Question

Let \( \hat{\lambda} \) be the Maximum Likelihood Estimator of the parameter \(\lambda\), then, on the basis of a sample of size 'n' from a population having the probability density function \( f(x; \lambda) = \frac{e^{-\lambda} \lambda^x}{x!} \); \(x = 0, 1, 2, \dots\), \(\lambda>0\), the Var(\(\hat{\lambda}\)) is

• A. \( \lambda \)
• B. \( \frac{\lambda}{n^2} \)
• C. \( \frac{1}{\lambda} \)
• D. \( \frac{\lambda}{n} \)

Hint:

For many common distributions (Normal, Poisson, Exponential, Bernoulli), the MLE of the mean parameter is the sample mean \( \bar{X} \). The variance of the sample mean is always \( \frac{\sigma^2}{n} \), where \( \sigma^2 \) is the population variance. For a Poisson distribution, \( \sigma^2 = \lambda \), so \( \text{Var}(\bar{X}) = \lambda/n \).

Answer 1

The Correct Option is D

Step 1: Problem Overview:
The problem requires finding the variance of the Maximum Likelihood Estimator (MLE) for the parameter \( \lambda \) of a Poisson distribution. This involves first determining the MLE, denoted as \( \hat{\lambda} \), and then computing its variance.

Step 2: Methodology:
1. Determine the MLE of \(\lambda\).

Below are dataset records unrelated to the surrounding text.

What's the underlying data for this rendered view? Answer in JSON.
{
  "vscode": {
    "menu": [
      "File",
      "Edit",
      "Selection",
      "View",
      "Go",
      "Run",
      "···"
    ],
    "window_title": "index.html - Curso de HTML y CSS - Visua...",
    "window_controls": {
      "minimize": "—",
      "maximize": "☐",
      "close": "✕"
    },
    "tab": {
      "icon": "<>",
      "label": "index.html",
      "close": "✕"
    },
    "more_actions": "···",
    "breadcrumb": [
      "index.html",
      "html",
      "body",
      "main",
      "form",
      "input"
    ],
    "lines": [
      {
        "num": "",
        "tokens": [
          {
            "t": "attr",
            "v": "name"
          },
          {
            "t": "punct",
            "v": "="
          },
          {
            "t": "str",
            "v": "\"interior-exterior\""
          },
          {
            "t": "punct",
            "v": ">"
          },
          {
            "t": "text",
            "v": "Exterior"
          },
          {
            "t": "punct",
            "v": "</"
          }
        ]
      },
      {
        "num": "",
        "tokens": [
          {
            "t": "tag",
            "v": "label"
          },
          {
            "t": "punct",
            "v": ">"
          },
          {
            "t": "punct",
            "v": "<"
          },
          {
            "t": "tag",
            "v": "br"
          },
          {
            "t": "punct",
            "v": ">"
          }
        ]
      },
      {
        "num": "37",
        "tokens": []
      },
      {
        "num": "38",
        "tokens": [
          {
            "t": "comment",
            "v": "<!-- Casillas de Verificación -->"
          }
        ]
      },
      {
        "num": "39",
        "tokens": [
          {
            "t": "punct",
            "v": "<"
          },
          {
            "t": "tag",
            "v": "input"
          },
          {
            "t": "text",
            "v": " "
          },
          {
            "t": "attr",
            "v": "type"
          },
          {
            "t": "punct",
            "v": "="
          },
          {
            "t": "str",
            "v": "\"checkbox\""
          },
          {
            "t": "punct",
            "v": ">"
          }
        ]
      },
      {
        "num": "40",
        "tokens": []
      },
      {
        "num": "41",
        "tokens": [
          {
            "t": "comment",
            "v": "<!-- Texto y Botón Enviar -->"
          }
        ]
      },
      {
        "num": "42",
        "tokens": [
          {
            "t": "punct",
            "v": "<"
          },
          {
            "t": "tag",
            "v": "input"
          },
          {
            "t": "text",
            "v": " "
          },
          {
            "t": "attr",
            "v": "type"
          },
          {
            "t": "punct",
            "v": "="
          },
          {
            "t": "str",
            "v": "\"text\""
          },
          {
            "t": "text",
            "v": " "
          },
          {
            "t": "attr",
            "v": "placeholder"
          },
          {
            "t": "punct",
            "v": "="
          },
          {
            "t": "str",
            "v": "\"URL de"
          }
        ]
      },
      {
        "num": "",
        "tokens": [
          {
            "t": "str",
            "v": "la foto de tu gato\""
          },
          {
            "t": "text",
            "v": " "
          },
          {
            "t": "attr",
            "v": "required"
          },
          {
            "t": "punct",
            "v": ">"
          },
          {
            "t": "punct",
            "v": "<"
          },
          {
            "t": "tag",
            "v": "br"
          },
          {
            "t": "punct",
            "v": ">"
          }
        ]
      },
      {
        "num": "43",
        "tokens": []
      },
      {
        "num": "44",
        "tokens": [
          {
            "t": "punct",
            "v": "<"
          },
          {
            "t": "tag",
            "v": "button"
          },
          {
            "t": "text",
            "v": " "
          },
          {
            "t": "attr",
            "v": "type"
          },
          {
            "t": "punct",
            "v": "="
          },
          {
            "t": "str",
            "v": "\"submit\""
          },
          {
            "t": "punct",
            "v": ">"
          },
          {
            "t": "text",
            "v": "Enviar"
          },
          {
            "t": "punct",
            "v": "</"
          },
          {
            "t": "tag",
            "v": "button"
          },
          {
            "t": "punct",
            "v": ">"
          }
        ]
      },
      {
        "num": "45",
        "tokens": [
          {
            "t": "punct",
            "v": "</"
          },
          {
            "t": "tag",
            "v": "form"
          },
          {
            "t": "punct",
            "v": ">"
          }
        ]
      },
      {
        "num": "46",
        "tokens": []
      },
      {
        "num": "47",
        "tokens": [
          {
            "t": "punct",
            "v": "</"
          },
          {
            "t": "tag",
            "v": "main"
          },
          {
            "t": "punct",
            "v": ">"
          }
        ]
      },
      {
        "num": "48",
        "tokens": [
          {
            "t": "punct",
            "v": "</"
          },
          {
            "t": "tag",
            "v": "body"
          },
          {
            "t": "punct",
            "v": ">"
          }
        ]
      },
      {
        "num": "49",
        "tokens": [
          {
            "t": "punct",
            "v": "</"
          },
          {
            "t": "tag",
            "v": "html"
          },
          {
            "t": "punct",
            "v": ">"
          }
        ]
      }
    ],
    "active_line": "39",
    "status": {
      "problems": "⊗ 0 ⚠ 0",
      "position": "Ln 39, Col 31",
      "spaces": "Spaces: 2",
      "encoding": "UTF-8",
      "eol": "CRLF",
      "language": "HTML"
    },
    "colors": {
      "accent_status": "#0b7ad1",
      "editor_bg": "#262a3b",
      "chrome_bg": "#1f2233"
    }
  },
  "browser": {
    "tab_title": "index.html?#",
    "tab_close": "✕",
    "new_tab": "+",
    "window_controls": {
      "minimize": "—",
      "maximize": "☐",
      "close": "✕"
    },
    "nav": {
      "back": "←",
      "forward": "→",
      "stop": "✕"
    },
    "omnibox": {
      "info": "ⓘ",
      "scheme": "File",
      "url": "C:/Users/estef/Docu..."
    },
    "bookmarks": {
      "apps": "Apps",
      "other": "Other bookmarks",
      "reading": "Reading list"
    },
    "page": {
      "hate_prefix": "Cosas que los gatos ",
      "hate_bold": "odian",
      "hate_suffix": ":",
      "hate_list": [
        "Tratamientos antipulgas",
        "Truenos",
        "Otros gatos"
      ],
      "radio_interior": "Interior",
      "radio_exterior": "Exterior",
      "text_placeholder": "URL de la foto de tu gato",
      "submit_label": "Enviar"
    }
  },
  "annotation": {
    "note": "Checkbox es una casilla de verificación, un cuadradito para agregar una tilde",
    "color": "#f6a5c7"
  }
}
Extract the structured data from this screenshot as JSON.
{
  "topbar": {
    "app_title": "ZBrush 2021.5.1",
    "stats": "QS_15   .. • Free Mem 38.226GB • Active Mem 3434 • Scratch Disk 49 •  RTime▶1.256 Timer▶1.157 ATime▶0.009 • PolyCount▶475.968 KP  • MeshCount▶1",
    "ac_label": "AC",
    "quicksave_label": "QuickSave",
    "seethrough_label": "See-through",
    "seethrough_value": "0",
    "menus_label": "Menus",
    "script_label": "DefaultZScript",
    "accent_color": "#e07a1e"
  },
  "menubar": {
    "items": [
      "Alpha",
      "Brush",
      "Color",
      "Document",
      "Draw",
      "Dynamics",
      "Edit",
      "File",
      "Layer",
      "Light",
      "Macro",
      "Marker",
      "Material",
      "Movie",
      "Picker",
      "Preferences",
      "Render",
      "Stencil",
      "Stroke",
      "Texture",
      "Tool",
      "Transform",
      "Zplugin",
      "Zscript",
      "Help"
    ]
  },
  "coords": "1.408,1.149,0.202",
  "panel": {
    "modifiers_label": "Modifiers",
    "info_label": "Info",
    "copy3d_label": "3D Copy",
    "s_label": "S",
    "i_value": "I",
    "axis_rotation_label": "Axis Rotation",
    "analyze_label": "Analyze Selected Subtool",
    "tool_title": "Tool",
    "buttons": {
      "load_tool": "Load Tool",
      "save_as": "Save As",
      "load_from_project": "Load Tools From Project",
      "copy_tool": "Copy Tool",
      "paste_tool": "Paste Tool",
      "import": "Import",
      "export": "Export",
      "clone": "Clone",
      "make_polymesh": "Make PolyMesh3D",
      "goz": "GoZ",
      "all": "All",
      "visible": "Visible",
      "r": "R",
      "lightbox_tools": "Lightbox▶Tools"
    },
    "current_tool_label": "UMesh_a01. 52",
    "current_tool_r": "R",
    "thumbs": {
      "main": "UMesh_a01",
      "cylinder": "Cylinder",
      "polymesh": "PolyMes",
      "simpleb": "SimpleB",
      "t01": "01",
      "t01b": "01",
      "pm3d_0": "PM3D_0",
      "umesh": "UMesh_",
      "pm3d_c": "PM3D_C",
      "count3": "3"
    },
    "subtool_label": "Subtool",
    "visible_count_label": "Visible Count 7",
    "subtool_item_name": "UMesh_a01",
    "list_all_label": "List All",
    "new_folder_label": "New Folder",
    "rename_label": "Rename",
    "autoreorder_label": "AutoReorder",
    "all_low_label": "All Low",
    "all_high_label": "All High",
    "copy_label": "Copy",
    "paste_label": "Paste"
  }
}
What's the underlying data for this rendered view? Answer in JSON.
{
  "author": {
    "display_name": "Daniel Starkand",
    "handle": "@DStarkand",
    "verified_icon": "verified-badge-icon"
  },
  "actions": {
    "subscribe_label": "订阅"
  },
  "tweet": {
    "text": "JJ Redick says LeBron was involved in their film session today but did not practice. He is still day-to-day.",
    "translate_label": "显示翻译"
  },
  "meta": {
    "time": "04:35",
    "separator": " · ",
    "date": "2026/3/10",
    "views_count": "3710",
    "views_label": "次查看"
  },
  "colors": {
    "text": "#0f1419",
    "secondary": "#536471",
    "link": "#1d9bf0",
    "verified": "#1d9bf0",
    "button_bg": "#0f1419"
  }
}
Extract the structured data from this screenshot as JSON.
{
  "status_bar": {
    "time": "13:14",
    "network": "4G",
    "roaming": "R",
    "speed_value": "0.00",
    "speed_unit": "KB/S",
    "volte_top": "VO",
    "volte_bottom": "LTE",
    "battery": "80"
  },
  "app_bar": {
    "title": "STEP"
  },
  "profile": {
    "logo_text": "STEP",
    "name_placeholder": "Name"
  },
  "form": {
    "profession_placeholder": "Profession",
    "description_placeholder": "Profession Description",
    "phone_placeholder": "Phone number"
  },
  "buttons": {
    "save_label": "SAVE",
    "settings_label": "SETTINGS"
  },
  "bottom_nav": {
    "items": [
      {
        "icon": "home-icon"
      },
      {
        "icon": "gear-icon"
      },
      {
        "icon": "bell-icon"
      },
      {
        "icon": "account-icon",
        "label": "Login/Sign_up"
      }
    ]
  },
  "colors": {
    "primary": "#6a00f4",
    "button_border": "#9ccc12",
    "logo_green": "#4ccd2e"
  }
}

It is a well-known result that \( \hat{\lambda} = \bar{X} \). 2. Calculate the variance of the MLE using variance properties: \[ \text{Var}(\hat{\lambda}) = \text{Var}(\bar{X}) = \text{Var}\left(\frac{1}{n}\sum X_i\right) = \frac{1}{n^2}\text{Var}\left(\sum X_i\right) \] 3. Since the \(X_i\) are independent, the variance of their sum is the sum of their variances: \(\text{Var}(\sum X_i) = \sum \text{Var}(X_i)\). 4. For a Poisson(\(\lambda\)) distribution, the variance of each \(X_i\) is \( \text{Var}(X_i) = \lambda \).

Step 3: Detailed Solution:
Part 1: Deriving the MLE \( \hat{\lambda} \) The likelihood function for a sample \(x_1, \dots, x_n\) is given by: \[ L(\lambda) = \prod_{i=1}^n \frac{e^{-\lambda}\lambda^{x_i}}{x_i!} = \frac{e^{-n\lambda}\lambda^{\sum x_i}}{\prod x_i!} \] The log-likelihood function is: \[ l(\lambda) = \ln(L(\lambda)) = -n\lambda + (\sum x_i)\ln(\lambda) - \ln(\prod x_i!) \] Differentiating with respect to \(\lambda\) and setting the derivative to zero: \[ \frac{dl}{d\lambda} = -n + \frac{\sum x_i}{\lambda} = 0 \] \[ \frac{\sum x_i}{\lambda} = n \implies \lambda = \frac{\sum x_i}{n} = \bar{x} \] Therefore, the MLE is \( \hat{\lambda} = \bar{X} \). Part 2: Calculating the Variance of \( \hat{\lambda} \) We want to find \( \text{Var}(\hat{\lambda}) = \text{Var}(\bar{X}) \). \[ \text{Var}(\bar{X}) = \text{Var}\left(\frac{1}{n} \sum_{i=1}^n X_i\right) \] Using the property \(\text{Var}(aX) = a^2\text{Var}(X)\): \[ \text{Var}(\bar{X}) = \frac{1}{n^2} \text{Var}\left(\sum_{i=1}^n X_i\right) \] Since the observations are independent, the variance of the sum is the sum of the variances: \[ \text{Var}(\bar{X}) = \frac{1}{n^2} \sum_{i=1}^n \text{Var}(X_i) \] For a Poisson(\(\lambda\)) distribution, the variance of each observation is \(\text{Var}(X_i) = \lambda\). \[ \text{Var}(\bar{X}) = \frac{1}{n^2} \sum_{i=1}^n \lambda = \frac{1}{n^2} (n\lambda) = \frac{\lambda}{n} \]
Step 4: Conclusion:
The variance of the MLE \( \hat{\lambda} \) is \( \frac{\lambda}{n} \).